Perhaps it was inevitable that the next essay revolved around the most abstract theme in the entire project, concentrated on the Chinese character “拆.” Meaning “to dismantle,” it is a marker that a building is bound for demolition for an urbanization project. The building still stands physically, but “拆” says that it doesn’t and invites plans for whatever that is going to take over this space. A crack on a wall and a greasy handprint on a doorknob are still there and, at the same time, are thought of as not there. In “拆”, one can physically touch an absence.

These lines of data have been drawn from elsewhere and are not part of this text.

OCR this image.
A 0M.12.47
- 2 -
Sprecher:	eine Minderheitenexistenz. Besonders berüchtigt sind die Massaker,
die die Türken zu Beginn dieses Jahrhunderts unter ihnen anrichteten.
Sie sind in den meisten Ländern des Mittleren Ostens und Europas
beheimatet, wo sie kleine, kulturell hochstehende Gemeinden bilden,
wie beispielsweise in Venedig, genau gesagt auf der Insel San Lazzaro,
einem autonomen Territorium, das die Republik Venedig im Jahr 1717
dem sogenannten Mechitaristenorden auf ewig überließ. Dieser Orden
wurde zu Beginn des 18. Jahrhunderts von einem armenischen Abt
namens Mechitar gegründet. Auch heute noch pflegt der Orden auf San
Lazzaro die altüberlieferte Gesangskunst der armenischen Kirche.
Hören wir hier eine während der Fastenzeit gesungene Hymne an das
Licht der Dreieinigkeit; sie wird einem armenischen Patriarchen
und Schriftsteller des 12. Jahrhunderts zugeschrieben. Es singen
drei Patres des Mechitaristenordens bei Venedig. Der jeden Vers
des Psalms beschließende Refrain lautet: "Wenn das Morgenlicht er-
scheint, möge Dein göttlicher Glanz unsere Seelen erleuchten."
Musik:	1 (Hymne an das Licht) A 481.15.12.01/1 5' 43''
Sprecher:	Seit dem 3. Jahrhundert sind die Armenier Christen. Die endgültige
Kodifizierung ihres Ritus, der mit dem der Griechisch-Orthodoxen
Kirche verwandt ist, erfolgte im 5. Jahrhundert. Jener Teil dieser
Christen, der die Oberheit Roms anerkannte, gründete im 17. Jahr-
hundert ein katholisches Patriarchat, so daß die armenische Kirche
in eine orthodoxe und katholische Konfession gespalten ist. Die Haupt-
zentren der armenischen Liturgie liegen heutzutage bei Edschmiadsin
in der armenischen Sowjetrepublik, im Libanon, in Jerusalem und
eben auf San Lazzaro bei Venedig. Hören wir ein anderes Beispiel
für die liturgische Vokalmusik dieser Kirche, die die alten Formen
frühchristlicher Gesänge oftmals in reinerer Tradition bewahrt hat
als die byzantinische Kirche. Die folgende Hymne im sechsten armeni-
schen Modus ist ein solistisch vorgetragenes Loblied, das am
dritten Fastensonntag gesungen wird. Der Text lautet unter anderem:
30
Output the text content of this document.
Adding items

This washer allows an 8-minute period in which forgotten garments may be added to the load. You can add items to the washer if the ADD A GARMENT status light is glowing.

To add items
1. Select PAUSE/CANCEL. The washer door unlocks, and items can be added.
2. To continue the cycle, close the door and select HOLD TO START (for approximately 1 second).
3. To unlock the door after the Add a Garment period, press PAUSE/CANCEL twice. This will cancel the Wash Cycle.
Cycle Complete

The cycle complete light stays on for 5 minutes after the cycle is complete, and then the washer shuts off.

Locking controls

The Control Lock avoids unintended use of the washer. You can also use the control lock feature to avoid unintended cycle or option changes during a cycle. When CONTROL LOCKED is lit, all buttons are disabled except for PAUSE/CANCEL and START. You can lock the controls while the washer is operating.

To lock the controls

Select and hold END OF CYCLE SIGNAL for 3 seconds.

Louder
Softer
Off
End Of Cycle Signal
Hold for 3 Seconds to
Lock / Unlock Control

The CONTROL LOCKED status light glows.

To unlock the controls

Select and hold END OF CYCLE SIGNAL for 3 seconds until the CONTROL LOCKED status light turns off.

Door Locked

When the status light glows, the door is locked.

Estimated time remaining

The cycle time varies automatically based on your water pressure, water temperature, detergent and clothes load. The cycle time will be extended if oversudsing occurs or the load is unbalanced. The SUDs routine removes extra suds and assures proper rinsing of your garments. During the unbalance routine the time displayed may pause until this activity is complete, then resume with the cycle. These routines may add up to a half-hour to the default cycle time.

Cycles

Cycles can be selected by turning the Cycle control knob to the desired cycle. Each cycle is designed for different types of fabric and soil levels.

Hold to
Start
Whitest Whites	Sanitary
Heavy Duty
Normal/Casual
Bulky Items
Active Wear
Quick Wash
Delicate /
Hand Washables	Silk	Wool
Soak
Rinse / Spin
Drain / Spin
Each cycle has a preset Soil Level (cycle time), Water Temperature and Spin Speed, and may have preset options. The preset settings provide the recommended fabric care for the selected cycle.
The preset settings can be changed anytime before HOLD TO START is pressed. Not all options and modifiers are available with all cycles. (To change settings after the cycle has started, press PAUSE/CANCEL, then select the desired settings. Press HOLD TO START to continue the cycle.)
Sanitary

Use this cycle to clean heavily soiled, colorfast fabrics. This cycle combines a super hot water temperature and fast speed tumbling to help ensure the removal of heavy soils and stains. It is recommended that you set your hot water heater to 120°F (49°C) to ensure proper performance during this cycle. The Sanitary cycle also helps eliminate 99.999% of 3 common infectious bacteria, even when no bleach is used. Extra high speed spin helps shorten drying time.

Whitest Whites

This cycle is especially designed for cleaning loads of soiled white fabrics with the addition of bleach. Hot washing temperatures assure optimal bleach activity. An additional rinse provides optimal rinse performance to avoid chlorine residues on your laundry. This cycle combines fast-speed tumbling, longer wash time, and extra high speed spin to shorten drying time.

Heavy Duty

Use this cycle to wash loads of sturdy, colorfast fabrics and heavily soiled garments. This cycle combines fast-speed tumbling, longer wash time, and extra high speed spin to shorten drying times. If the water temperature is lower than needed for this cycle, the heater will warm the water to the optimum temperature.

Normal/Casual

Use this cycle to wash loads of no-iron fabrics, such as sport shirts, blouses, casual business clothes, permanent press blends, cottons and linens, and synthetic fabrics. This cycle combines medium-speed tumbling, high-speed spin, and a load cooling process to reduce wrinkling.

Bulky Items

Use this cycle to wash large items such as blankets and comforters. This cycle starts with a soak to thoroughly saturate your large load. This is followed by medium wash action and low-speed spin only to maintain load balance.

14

My story up to this point was all about things and places that are real, tangible, which leave equally tangible ripples on the body. Then what about a void that is somehow still tangible? Does it leave a real mark on the body or is such a mark a mere fantasy? Or could the memories of a place based on fantasy be as corporeal as ones based on material objects?
“Fantasy” was not a good word. This impulse was closer to “imagination.”
An imagination that can encompass something as concrete as a crack on a wall and as non-existent as a demolished building is counterintuitive. Still, such imagination exists and it generates wildly creative yet physical visions of memories.
This imagination, along with sensory stimulations of the body, is the wellspring of ocean-crossing stories.
This diss started selfish. Now, I would say it is less so.
I have unpacked my ocean-crossing story. But along the way, I found that this was not just my story. I saw my way of remembering speaking to the memories of the journeys that seemed so far removed from mine. It was exhilarating. My story could be our story.
And with this potency, I also learned of my story’s fragility. That my body could be so helpless against the whirring changes in the sensory world. That there are other ocean-crossing stories that were not as vivid or caress-able as mine and therefore were more resilient than mine. I have come to admire their imaginative power, which I used to snub as an abstract fantasy. Now I see in these quiet crossing stories a kindred spirit.
This project has ended up less selfish. And I am grateful for the other ocean-crossing memories scattered around the earth for letting me see that mine also exists in the web of their connection.
Work Cited
Alaimo, Stacy. “Your Shell on Acid: Material Immersion, Anthropocene Dissolves,” Exposed. U of Minnesota P, 2016, p. 143–68.
Jordan, Chris, “Gallery-Midway.” Chris Jordan. 10 Oct 2023, https://www.chrisjordan.com/gallery/midway/
Kwan, Gayle Chong. “home.” Gayle Chong Kwan. 11 Oct 2023, https://gaylechongkwan.com.
Nguyen, Viet Thanh. “I Love America. That’s Why I Have to Tell the Truth About It.” Viet Thanh Nguyen. 10 Oct 2023, vietnguyen.info/2018/i-love-america-thats-why-i-have-to-tell-the-truth-about-it.